The start of the baseball season is less than a month away. Every weekday until opening day, we'll be counting down, from No. 20 to No. 1, the most important Yankees players for the upcoming 2010 slate. Today, No. 3, shortstop Derek Jeter.
In the museum at Yankee Stadium, the various eras in franchise history are labeled with the names of players who defined those years: the Babe Ruth Era, the Joe DiMaggio Era, the Mickey Mantle Era, and so on. The display holding the most recent championship trophies? That's labeled as the Derek Jeter Era. The Yankees aren't being very subtle here: Jeter's already a living legend as far as they're concerned.

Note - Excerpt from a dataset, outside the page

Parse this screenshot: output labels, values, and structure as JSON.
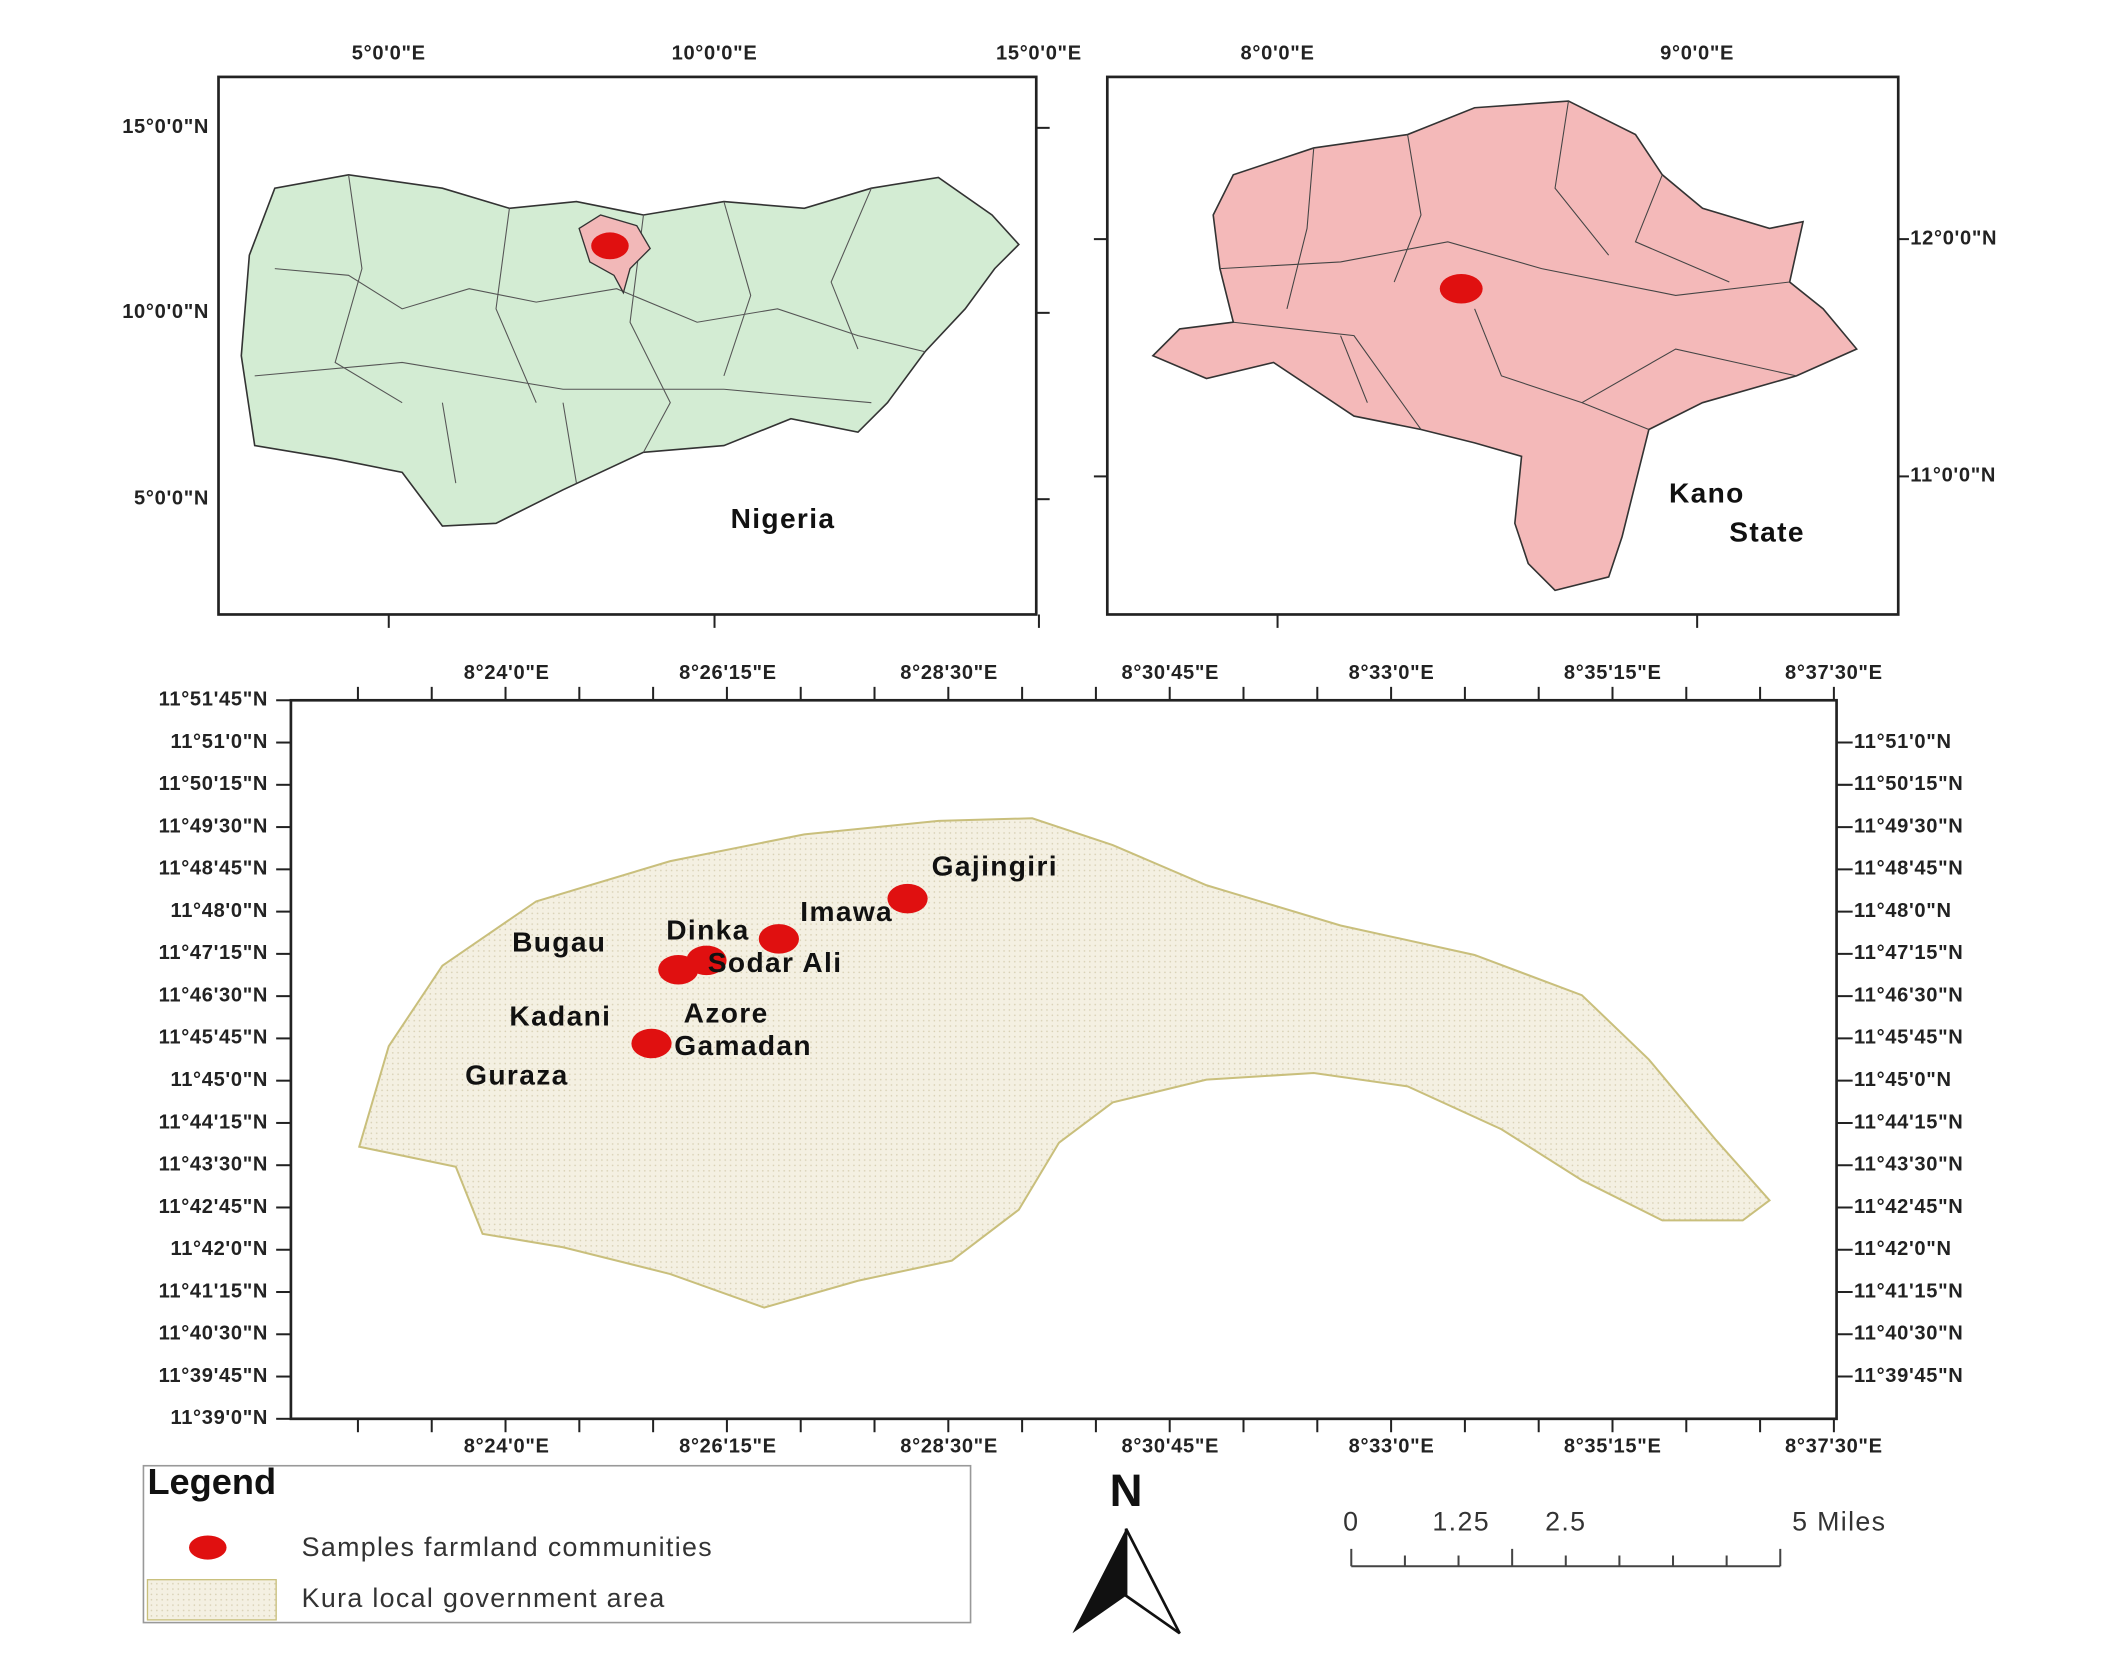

But living legends don't come cheap, and Jeter's contract expires after this season. The Yankees are in a tough spot: Should Jeter, in his late 30s, really earn as much as Mark Teixeira, in his early 30s? How does the record contract they gave to A-Rod — who's an all-time great, but not the face of the franchise — factor in? How much will the final figure be based on the fact that he's the Great Derek Jeter, Captain of the Yankees? And how much does his performance this season factor into that?
If we were writing a preview of Derek Jeter last spring, it might not have been terribly optimistic. Shortstop, after all, is a young man's position, and he looked very human at times in 2008. (He was hitting under .290 through mid-August, and under .300 until mid-September, which by Jeter's standards isn't very good.) Were we seeing the beginnings of the inevitable decline? No. No, we were not. Batting leadoff, he hit .334 last season with a .406 on-base percentage (his highest numbers in these categories since 2006), smacked eighteen home runs (his most since 2005), and finished third in the MVP voting. Even his much-maligned defense was pretty good: His UZR ranked fifth out of ten qualifying A.L. shortstops. Jeter's going to get paid next winter, almost no matter what happens this season. But another few years like 2009 will make the Yankees a lot happier to sign the checks.